Der Hammer und der Amboss

Dieser obgleich nur als Vermutung geäußerte Vorwurf der Euthanasie war bereits die dritte Predigt von Clemens August Graf von Galen, in der der Bischof die kirchen- und menschenfeindliche Politik der Nationalsozialisten anprangerte: Am 13. Juli 1941 hatte er aufgegriffen, dass am Vortag die Niederlassungen der Jesuiten und der Missionsschwestern von der Unbefleckten Empfängnis aufgelöst, die Ordensmänner und –frauen vertrieben und die Häuser durch die Gestapo beschlagnahmt wurden. "Keiner von uns ist sicher, und mag er sich bewusst sein, der treueste, gewissenhafteste Staatsbürger zu sein", sagte er und forderte Gerechtigkeit. Eine Woche später, am 20. Juli, berichtete er von weiteren Beschlagnahmungen und zog den Vergleich von Hammer und Amboss: Die Katholiken seien der Amboss, der zwar den Schlägen des Hammers ausgesetzt sei, der aber, wenn er nur "hinreichend zäh, fest, hart" ist, am Ende länger aushalte als der Hammer.
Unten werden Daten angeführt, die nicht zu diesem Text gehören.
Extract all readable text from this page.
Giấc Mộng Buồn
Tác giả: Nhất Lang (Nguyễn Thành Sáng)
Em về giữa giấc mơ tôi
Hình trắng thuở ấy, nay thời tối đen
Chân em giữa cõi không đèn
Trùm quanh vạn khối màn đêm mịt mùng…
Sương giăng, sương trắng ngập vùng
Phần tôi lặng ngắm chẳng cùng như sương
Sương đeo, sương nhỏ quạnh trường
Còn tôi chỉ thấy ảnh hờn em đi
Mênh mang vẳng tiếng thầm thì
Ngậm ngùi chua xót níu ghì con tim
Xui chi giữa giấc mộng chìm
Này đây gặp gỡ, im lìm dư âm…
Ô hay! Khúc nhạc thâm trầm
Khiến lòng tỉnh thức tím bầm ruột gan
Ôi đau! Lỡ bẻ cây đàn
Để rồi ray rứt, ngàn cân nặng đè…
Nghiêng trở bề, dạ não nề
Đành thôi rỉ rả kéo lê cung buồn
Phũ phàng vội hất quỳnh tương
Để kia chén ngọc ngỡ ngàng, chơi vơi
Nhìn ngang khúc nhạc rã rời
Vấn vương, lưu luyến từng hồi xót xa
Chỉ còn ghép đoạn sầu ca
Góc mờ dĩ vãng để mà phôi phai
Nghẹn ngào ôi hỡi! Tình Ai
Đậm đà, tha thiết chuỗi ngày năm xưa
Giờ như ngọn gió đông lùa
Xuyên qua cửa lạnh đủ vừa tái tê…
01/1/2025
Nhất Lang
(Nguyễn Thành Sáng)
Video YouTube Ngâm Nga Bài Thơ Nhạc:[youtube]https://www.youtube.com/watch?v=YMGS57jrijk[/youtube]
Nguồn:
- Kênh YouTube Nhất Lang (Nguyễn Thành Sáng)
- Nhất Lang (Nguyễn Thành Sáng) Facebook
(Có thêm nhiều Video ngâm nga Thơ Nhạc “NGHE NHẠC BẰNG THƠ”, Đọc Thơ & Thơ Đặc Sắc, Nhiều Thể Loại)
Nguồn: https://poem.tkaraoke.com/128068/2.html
Der Protest des Bischofs, der ihm den Spitznamen "Löwe von Münster" einbrachte, fand weite Verbreitung – und zeigte Wirkung: Ende Juli 1941 wurde die "Aktion T4", die Tötung Kranker und Behinderter, in den sechs Tötungsanstalten Grafeneck, Brandenburg, Hartheim, Sonnenstein, Bernburg und Hadamar eingestellt. Die Beschlagnahmungen der Klöster fanden ein Ende – auch wenn es weiterhin Enteignungen von Ordensgemeinschaften gab. Das war nur ein scheinbares Nachgeben der Nationalsozialisten: Nach ihrem Plan hätte die Abrechnung mit der Kirche nach dem "Endsieg" folgen sollen.
(mit Material von KNA)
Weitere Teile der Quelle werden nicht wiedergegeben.